A boy I once dated told me, “You shouldn’t become a teacher. You get way too attached to people.”

That was 13 years ago, yet I remember his accusation with clarity. His analytical, computer-science brain could not understand why I was distraught over saying goodbye to graduating seniors at church, with whom I worked in our youth group. I don’t remember how I replied to him, and I can’t remember if he even consoled me. But every year near the last day of school, his words invade my psyche, and I wonder if he may have been right.

I’ve said goodbye to too many students to count since then, and it never gets any easier. 

Tomorrow is the last day of school. I am giving a test in three classes, and have activities planned in the other two. It will be a pretty normal school day for me, and at least for the 47 minutes they are in my classroom, a pretty normal school day for my students. Some students accuse me of having a “regular school day” on the last day because I am mean and don’t like my job.

It’s actually quite the opposite. If I gave in to the trappings and last-day-of-anything sentimentality, I would be a wreck. Keeping a normal day keeps me from getting hyper-sentimental–that’s something I prefer to do in the company of like-minded teachers, or in the comfort of my own home.

I can’t wait to sleep in later this week–I’m so tired right now that it’s amazing I’m still awake and formulating semi-coherent sentences at 9:30 PM–but every year, it takes me a week or so to not miss my students. To not miss the kids who come in every day and say hello, or the ones who say “Have a nice day” as they walk out the door. To not miss the laughter they evoke. To not miss the occasional surprise when a student thanks me for being a teacher.

That boy, 13 years ago, did not understand the joy and fulfillment that comes from allowing people to become a part of his life.  Even if only for a short 180 days, if I let them, my students leave indelible marks. They teach me how I can be better next year. And sure, with joy and fulfillment, comes a little bit of heartache when I send them off to senior English. 

But I wouldn’t trade any of it. It’s who I am, it’s what I do. I’m so glad I ignored that boy’s advice and became a teacher.

I can’t imagine my life any other way.

Good Things

It would only be fair if, with as much attention I’ve given to the darker side of teaching, I give equal screen time to the positive happenings in and around me recently.

Today we had some great conversations about Catcher in the Rye. I laughed. My students laughed. Many of them–I could tell–are caught up in the reading! I enjoyed teaching today. 

My GPS (a mandatory study hall at the end of the day) has made me laugh every day this week. Once it was when a kid started to call me “mom.” 

The juniors who remain in my media studies class spent time preparing lesson plans–they are teaching class next week. 

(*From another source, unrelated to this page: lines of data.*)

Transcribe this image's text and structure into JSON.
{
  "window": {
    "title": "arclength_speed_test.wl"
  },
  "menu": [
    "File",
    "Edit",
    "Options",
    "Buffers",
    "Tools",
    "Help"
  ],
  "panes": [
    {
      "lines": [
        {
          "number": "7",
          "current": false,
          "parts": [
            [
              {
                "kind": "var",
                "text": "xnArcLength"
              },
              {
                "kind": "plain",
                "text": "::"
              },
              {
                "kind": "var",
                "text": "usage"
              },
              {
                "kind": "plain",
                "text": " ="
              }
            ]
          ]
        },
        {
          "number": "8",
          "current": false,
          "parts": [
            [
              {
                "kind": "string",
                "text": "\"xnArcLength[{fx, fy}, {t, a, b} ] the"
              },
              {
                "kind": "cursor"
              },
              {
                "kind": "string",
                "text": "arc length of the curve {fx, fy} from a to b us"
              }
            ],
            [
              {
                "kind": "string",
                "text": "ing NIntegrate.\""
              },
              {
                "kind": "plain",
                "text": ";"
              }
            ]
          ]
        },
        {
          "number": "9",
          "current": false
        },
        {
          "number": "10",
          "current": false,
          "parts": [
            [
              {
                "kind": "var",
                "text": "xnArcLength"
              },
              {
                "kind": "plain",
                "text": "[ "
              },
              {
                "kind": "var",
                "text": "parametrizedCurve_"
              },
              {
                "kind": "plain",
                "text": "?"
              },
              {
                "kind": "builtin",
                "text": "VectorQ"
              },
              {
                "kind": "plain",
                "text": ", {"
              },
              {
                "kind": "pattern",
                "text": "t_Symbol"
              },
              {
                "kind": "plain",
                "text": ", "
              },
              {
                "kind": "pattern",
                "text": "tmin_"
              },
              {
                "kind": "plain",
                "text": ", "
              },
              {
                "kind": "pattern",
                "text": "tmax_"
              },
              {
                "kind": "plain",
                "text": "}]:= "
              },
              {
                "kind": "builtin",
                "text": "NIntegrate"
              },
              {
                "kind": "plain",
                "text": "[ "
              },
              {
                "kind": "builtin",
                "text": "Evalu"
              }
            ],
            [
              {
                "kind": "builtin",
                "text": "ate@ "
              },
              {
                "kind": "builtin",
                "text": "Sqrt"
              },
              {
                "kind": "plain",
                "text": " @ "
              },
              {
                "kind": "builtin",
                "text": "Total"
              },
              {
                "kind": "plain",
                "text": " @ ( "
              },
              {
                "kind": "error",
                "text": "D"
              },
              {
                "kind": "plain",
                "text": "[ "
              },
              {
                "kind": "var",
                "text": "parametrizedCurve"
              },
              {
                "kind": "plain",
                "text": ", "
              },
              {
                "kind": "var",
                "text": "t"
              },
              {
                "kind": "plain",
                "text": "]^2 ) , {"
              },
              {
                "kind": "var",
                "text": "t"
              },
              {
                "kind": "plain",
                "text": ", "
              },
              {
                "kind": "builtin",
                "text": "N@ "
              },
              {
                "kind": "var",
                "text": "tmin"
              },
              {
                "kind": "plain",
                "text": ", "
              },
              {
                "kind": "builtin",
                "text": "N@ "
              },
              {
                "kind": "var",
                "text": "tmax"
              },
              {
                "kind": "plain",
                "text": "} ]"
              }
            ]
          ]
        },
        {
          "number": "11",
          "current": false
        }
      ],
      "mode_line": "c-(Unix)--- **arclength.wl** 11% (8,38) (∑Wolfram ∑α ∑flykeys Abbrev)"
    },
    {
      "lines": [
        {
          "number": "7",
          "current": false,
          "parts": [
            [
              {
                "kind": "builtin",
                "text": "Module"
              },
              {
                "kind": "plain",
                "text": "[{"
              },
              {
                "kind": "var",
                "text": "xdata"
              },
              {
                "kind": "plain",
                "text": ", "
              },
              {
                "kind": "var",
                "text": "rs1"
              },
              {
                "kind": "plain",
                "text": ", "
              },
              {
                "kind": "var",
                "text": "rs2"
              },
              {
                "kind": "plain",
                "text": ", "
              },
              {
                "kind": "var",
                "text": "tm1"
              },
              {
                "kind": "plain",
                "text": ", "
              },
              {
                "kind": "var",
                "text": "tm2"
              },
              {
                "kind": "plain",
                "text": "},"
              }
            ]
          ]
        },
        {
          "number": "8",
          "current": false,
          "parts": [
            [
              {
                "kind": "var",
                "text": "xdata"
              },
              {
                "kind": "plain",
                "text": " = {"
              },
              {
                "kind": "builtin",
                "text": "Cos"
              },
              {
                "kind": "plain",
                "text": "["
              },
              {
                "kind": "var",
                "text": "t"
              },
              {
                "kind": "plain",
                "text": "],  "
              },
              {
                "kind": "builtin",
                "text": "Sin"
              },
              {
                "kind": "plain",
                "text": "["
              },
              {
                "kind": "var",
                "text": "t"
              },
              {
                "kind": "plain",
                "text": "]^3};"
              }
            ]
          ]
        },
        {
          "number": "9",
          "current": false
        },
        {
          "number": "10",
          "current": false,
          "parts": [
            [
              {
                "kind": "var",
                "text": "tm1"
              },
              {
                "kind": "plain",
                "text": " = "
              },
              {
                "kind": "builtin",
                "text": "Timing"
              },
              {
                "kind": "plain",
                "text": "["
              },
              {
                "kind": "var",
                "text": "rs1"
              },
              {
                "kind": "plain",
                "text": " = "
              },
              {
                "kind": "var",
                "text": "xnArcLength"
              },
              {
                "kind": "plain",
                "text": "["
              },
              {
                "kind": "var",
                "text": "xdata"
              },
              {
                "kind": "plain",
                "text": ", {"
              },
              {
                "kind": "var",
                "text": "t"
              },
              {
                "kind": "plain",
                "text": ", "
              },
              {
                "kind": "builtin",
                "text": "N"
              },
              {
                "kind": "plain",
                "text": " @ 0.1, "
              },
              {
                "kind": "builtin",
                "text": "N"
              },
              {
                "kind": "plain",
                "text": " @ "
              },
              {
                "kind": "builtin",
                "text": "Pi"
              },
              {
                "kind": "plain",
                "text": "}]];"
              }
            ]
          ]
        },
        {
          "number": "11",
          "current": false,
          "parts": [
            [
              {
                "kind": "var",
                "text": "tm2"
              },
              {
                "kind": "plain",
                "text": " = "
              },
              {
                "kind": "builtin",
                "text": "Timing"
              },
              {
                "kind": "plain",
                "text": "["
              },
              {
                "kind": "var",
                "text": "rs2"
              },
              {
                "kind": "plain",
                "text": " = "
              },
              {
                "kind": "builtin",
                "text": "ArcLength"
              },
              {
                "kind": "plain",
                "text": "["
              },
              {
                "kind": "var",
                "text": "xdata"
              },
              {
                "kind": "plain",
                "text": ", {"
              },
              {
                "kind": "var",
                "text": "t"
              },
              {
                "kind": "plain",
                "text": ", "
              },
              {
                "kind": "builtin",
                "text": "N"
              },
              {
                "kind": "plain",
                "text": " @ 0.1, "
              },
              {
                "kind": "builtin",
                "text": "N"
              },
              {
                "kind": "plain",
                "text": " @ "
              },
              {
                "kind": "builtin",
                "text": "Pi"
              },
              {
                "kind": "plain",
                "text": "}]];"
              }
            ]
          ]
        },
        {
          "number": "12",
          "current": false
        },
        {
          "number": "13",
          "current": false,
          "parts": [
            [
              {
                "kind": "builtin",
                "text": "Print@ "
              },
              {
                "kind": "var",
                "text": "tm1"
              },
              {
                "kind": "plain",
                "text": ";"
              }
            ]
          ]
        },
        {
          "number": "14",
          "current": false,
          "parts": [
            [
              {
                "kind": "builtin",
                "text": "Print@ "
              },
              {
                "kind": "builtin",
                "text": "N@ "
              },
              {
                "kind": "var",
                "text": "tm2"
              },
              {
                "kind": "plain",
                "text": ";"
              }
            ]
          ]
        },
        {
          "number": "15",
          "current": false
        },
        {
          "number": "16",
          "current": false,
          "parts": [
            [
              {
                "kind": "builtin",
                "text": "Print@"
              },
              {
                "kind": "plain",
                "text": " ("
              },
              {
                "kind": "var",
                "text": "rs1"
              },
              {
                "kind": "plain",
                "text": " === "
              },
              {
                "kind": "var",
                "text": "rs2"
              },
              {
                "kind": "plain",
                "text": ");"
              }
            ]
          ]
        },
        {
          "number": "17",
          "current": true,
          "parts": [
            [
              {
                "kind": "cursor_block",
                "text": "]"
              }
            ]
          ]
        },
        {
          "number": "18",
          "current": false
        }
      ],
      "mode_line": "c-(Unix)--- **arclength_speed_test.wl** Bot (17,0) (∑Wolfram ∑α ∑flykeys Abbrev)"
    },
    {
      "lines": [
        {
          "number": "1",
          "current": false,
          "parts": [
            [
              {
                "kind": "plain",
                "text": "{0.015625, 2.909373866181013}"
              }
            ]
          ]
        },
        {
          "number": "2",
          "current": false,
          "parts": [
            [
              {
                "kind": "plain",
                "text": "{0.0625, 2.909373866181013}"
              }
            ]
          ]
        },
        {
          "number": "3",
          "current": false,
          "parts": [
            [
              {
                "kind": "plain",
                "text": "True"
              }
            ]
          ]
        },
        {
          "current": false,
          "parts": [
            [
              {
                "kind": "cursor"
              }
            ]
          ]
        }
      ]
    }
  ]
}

One of my good friends staged an intervention between me and my AP students. They apparently were concerned at my recent irritability and frustration, so my friend (who teaches AP Calc and has about half of my class in either AP or PreCalc A) hijacked the first few minutes of class to tell them, “She’s tough because she cares! If she starts ignoring you, that’s when you need to be worried!” And then she handed out lollipops.

Former students, home from their first year of college, have stopped by to say hello; seniors who graduate on Saturday have stopped by to say goodbye, have written thank you notes to me for being their teacher.

And I’m starting to feel the excitement of the end of the school year–not because I’m tired and can’t wait to sleep in (although that is definitely a plus), but because I’m excited to get on with the business of making what I do better for next year. 

I think that’s my yardstick to measure whether I’m ready to retire: if the prospect of summer doesn’t motivate me to make my classes better, then it’s time to find something new. I hope that won’t happen for many years.